A populist surge from a right-wing presidential candidate in Brazil that is threatening to upend the country’s politics could have huge impacts on research budgets and environmental policies.
Jair Bolsonaro, a controversial former military officer often dubbed the 'Tropical Trump', has outlined plans that would weaken environmental protections and reorganize federal science programmes. He currently holds a slim lead in the polls for the first round of voting in the country's presidential election, scheduled for 7 October.
Years of economic woes and corruption scandals serve as a backdrop to the election. Brazil's federal science budget has declined sharply over nearly a decade, and pro-industry politicians are slowly chipping away at the country's environmental regulations. But the two leading presidential candidates have offered very different visions for addressing these issues, leaving scientists on edge.
Bolsonaro is one of 13 candidates. None of them is likely to win a majority of the votes on 7 October, so the two candidates with the most votes would then head into a run-off election later this month.
The latest polls suggest that Bolsonaro — whose vice-presidential running mate has raised the spectre of military intervention to address political dysfunction — would face off against Fernando Haddad, a former São Paulo mayor. Haddad is the replacement candidate for former Brazilian president Luiz Inácio ‘Lula’ da Silva, a popular leader of the leftist Workers’ Party, who was barred from running for president because he is currently in prison on corruption charges.
Bolsonaro, a politician from Rio de Janeiro in Brazil’s lower house of Congress, often votes with the conservative rural caucus, which is actively seeking to weaken environmental regulations. He has proposed decentralizing federal science programmes — although it’s unclear how he would do so — and merging the environment ministry with the agriculture, livestock and supply ministry. Bolsonaro has also suggested pulling Brazil out of the 2015 Paris climate accord.
In the Amazon region, scientists say, Bolsonaro is seeking to promote agricultural and industrial expansion at the expense of environmental protections and the rights of indigenous communities.
The message to industry and agriculture seems to be that a Bolsonaro administration would let them do whatever they wanted in the Amazon, says Carlos Rittl, executive secretary of the Climate Observatory, a network of 37 groups focused on climate policy in São Paulo. If he won, it “would be a nightmare”.
Bolsonaro was once considered a long-shot candidate. Until recently, he trailed most of the other main candidates in head-to-head polls analysing a possible runoff election later this month. The latest run-off poll results, however, show Bolsonaro and Haddad tied in a head-to-head contest.
“People say Bolsonaro stands no chance, but who knows,” says Carlos Nobre, a climate scientist and former secretary for research and development policy at Brazil’s Ministry of Science, Technology and Innovation. “I’m really afraid there is a quiet majority in Brazil, and who knows which side they are leaning towards.”
Haddad, on the other hand, has a more mainstream vision for Brazil that emphasizes science, innovation and action on climate and environmental policies.
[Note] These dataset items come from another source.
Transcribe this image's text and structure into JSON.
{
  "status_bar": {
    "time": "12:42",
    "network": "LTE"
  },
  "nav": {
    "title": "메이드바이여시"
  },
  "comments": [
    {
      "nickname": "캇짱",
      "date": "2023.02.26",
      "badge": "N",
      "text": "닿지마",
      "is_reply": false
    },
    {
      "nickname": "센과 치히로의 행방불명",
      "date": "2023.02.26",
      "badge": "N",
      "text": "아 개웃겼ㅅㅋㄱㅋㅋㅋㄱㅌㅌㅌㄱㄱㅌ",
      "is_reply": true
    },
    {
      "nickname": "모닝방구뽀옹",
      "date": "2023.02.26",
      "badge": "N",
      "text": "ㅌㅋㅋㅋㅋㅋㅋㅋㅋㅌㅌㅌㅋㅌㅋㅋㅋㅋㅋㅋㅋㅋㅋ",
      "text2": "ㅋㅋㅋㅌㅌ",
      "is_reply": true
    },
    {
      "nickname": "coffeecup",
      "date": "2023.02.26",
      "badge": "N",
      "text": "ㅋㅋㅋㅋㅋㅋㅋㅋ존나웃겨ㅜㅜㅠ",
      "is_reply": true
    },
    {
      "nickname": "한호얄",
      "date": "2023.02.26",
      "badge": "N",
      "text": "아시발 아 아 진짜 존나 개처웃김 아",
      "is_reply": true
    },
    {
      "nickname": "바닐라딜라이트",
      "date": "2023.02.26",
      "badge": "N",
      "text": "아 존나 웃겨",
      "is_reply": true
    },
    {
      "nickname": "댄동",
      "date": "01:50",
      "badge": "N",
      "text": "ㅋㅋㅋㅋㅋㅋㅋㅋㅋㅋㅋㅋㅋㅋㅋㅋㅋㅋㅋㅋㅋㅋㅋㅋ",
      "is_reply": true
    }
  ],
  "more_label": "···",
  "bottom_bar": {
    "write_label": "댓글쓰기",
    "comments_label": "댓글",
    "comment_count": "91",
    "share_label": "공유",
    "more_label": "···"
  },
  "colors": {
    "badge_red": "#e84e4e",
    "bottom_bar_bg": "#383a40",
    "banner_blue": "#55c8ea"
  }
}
He has promised to promote renewable energies, such as wind and solar, while fighting deforestation and maintaining protections for indigenous territories in the Amazon.
And unlike Bolsonaro, who has called for more private-sector research and development, Haddad has committed to boosting federal spending on science. He has proposed raising the national investment in research and development to 2% of Brazil’s gross domestic product, using a mix of government and private funding. That would bring the country’s science spending in line with many industrialized nations.
It’s unclear how feasible those spending goals are. One wrinkle is that in late 2016, Brazil adopted a constitutional amendment that caps government investments for 20 years, aside from adjustments for inflation.
Any policies that recognize and invest in science and technology would be welcome, says theoretical physicist Luiz Davidovich, president of the Brazilian Academy of Sciences. He notes that after adjusting for inflation, the science ministry’s budget has decreased by roughly two-thirds since 2010, to around 3.4 billion reais (US$860 million).
The salaries of public university researchers are guaranteed in Brazil. So the science-budget carnage has meant that there is less money for equipment, federal grants, travel, postdoctoral fellowships and support for international collaborations.
Despite the lack of resources and federal support, Davidovich says scientists are pressing on, wherever possible. “Doing research in Brazil now is an act of resistance, and that is what we are doing,” he says.
But although science and technology factor into the campaigns of Bolsonaro and Haddad, it's too soon to tell what might happen after the election.
“The fact that they have science and technology in their programme does not mean it’s going to be important when they become president,” he says. “There is a big difference between what is written, and what is practised.”